Una de las lecciones más grandes que nos enseña este conflicto, aunque la podemos extraer de casi todos los conflictos, es la importancia del relato. El relato como vehículo justificador, capaz de construir naciones, crear causas, o modificar la realidad. No importa la verdad cuando se tiene un buen relato que justifique los desmanes cometidos. El relato no es fijo, se mueve, se modifica, evoluciona. Si antes el imperialismo estaba bien visto, cuando dejó de estarlo se camufló con un relato que legitima ciertas prácticas imperialistas: cuentos sobre armas de destrucción masiva, supuestas y generosas luchas por la democracia y la libertad, etc. Pero al final, cuando se rasca un poco la superficie, las viejas prácticas del imperialismo aparecen bajo esa nueva capa de pintura y barniz. Algún día dedicaré tiempo al tema del relato y como la religión o el nacionalismo han sido utilizados para, precisamente, construirlo. Así como la ciencia ha utilizado el conocimiento para desmontar las tesis de la religión, la historia, como disciplina, o los historiadores más bien, pueden hacer lo propio con los mitos construidos para justificar el status quo, la opresión, el expolio, etc.

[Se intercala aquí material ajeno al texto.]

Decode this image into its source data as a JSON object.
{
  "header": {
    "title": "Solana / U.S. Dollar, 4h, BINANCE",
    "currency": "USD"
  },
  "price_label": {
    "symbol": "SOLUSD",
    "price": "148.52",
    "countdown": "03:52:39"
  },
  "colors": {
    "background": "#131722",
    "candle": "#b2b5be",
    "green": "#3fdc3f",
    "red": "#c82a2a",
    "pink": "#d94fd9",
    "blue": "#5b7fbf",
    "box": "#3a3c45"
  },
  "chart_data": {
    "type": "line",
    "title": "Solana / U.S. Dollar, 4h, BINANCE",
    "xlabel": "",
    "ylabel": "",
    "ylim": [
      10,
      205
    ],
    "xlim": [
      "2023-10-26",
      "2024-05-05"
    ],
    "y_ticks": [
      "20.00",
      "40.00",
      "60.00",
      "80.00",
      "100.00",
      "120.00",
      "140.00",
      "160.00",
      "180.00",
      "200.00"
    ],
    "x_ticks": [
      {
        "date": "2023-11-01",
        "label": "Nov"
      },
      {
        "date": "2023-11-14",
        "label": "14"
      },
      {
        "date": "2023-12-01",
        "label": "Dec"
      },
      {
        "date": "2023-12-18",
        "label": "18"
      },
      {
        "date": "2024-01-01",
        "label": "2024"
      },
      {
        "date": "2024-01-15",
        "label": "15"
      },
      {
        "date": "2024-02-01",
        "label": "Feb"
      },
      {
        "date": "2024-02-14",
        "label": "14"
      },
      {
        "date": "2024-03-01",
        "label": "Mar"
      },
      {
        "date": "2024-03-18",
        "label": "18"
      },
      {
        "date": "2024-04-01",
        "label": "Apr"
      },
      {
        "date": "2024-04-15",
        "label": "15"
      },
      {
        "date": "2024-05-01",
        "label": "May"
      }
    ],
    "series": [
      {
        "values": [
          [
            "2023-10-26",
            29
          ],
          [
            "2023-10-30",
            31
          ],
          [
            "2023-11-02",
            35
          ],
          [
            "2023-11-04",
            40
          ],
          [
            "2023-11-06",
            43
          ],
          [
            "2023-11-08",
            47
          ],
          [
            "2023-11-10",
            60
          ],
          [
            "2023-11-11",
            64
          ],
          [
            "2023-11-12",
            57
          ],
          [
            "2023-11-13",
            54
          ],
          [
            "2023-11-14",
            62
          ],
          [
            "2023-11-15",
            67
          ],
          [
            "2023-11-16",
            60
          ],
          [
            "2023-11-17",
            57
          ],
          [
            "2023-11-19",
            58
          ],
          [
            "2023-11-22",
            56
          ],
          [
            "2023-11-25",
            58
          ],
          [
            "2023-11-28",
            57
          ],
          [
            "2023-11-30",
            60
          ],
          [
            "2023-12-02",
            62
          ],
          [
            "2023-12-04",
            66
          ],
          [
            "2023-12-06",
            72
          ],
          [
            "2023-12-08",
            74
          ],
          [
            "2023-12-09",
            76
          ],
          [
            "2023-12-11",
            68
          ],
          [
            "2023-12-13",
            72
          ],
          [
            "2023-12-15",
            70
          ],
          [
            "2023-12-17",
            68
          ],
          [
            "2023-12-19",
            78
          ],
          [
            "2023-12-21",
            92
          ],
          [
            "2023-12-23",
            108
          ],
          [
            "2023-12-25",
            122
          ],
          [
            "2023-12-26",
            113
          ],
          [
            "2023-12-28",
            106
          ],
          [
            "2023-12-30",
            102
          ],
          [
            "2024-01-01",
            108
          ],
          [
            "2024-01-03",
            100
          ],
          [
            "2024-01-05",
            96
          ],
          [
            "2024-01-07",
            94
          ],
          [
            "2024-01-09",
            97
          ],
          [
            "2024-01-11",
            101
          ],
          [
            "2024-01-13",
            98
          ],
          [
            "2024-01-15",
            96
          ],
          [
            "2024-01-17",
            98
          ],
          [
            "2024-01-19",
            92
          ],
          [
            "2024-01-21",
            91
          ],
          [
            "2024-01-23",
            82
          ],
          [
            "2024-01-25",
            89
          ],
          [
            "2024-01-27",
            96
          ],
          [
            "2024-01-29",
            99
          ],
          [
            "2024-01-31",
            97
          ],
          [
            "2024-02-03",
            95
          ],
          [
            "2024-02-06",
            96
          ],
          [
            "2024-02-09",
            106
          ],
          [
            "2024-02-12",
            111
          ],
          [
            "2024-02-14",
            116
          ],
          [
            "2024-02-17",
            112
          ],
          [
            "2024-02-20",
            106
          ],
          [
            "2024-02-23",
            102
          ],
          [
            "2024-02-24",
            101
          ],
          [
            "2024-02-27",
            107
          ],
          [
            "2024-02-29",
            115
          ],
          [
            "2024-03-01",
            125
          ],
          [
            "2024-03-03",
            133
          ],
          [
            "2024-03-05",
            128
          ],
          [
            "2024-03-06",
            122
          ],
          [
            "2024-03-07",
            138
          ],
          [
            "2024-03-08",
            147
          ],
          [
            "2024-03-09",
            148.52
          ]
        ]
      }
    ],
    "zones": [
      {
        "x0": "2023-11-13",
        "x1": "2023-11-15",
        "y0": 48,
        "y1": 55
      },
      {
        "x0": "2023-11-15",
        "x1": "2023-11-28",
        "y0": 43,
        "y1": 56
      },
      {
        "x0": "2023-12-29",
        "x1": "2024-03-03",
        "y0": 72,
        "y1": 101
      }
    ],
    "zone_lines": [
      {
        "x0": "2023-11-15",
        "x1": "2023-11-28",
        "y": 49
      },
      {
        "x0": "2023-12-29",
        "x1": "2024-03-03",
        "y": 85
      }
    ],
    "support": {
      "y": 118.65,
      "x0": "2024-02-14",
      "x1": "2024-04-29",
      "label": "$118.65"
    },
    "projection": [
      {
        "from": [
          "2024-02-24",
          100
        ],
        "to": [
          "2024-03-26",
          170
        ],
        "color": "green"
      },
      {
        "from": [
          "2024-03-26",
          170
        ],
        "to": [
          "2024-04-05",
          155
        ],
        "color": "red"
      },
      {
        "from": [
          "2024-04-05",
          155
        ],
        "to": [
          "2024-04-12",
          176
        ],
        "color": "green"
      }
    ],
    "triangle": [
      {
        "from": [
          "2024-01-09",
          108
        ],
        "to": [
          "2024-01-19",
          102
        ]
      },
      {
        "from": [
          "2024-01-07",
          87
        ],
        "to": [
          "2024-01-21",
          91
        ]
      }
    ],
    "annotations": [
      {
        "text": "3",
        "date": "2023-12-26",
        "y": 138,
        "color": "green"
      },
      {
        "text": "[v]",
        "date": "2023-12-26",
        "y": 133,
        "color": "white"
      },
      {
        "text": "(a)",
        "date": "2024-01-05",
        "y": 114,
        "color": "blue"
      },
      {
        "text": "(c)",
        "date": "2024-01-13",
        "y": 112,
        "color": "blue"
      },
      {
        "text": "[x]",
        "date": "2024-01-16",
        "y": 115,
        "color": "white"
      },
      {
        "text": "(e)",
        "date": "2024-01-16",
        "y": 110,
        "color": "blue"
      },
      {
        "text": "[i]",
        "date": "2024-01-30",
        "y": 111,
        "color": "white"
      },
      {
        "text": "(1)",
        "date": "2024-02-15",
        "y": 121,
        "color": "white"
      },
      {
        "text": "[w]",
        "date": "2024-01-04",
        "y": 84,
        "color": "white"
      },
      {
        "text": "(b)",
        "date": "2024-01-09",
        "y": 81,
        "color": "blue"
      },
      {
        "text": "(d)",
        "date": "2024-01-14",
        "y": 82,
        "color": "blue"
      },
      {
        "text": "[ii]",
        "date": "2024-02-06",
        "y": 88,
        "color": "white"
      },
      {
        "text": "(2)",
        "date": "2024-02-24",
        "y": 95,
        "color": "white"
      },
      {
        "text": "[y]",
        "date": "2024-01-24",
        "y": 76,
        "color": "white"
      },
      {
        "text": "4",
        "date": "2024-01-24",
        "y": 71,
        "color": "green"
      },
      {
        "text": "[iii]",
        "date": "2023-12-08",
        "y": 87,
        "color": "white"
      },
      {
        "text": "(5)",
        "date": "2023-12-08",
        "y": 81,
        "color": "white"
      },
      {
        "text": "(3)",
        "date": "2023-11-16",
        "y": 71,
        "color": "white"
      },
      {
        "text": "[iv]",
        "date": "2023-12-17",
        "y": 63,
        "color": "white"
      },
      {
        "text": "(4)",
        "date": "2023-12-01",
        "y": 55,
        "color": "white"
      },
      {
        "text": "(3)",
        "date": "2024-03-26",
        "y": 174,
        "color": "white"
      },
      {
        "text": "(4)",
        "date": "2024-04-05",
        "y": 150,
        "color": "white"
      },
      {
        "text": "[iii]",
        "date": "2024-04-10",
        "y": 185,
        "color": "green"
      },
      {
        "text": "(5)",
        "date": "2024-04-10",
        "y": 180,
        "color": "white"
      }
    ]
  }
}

Hoy, los hechos consumados nos colocan en una situación de lo más compleja. Hace más de setenta años que el Estado de Israel existe, y hace más de ciento veinte años que migrantes judíos han ido llegando a la región en aras de construir su estado a expensas de los árabes palestinos. La lógica nos dice que lo justo sería devolver Palestina a los Palestinos, pero ¿cómo hacer esto sin cometer un genocidio igual al que Israel está cometiendo con Palestina? Es imposible, pues hoy viven cerca de siete millones de judíos en la región.

¿Y cuál es la solución? Yo no tengo respuesta a esa pregunta, pero sí opinión. En palabras de Shlomo Sand, que lo expone muy bien: Israel puede reclamar el derecho a existir aceptando que un doloroso proceso histórico condujo a su creación y que cualquier intento de desafiar este hecho producirá nuevas tragedias. Podemos aceptar la existencia de Israel, pero partiendo de la dolorosa injusticia que cometió con Palestina. Pero, a su vez, debemos reconocer el Estado Palestino, y asegurarnos de que, como mínimo, se respetan las fronteras de 1967, para garantizar al pueblo palestino su desarrollo en paz. Y esta solución es absolutamente injusta para los palestinos, sin embargo, dudo mucho que sean estos los que, hoy por hoy, pongan más pegas a su aplicación.